註三:Louis Althusser, The Future Lasts Forever, trans Douglas Johnson (New York: The New Press, 1993), 208-209。也可參考 Julian Bourg, “The Red Guards of Paris: French Student Maoism of the 1960s,” History of European Ideas 31 (2005):472 – 490。

註四:見Bruno Bosteels, “Post-Maoism: Badiou and Politics,” positions 13, no. 3 (2005): 575 – 634。

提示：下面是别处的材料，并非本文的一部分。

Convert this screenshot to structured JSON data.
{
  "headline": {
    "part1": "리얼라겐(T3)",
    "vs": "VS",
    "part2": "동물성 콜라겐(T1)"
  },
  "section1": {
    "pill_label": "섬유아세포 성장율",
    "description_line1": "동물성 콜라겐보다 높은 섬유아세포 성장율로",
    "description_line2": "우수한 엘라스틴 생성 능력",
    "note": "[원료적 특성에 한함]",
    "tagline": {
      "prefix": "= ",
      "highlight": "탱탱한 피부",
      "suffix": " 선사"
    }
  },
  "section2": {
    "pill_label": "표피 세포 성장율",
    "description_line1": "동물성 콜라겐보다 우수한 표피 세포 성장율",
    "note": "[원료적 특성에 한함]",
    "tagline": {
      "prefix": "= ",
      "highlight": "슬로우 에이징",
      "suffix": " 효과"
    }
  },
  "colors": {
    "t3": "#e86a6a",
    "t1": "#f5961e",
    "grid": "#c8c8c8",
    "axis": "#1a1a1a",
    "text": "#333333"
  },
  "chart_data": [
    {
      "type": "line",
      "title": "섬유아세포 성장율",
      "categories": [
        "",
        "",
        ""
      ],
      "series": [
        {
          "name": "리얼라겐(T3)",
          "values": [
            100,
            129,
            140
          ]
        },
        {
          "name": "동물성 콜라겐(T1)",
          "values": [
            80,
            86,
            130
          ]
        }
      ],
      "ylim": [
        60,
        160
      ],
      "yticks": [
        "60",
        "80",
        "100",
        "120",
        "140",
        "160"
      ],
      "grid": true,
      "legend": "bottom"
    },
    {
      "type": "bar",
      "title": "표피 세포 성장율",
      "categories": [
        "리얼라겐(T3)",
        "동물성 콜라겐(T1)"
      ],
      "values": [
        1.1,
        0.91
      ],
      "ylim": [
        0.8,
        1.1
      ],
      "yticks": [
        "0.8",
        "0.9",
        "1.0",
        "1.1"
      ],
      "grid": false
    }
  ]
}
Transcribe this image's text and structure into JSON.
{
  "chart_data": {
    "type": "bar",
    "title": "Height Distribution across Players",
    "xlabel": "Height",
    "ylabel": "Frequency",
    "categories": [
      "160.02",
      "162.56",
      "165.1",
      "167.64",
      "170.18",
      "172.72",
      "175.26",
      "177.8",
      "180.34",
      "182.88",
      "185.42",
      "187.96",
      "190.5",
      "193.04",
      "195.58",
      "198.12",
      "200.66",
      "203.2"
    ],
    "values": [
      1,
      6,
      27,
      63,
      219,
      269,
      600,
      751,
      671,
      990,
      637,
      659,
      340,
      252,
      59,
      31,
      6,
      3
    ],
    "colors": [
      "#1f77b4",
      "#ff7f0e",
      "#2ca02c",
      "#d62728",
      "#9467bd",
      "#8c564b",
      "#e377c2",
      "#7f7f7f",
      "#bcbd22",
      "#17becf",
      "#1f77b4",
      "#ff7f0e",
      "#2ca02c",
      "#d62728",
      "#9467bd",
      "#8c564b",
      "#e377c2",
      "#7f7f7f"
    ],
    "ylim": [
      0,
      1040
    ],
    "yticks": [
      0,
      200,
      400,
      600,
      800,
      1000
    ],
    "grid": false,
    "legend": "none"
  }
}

註五:Richard Wolin 在他的 The Wind from the East(Princeton: Princeton University Press, 2010) 花了很大的篇幅詳述福柯對毛主義的接收、思考和轉化。見第七章。

註六:當然,毛也反對地方民族主義。1949年後,他始終處在一個中央位置,所以不能清楚看見邊緣,這是毫無疑問的。

註七:可參考 Robert Bickers and Ray Yep ed. May Days in Hong KOng; Riot and Emergency in 1967 (Hong Kong: Hong Kong University Press, 2009)。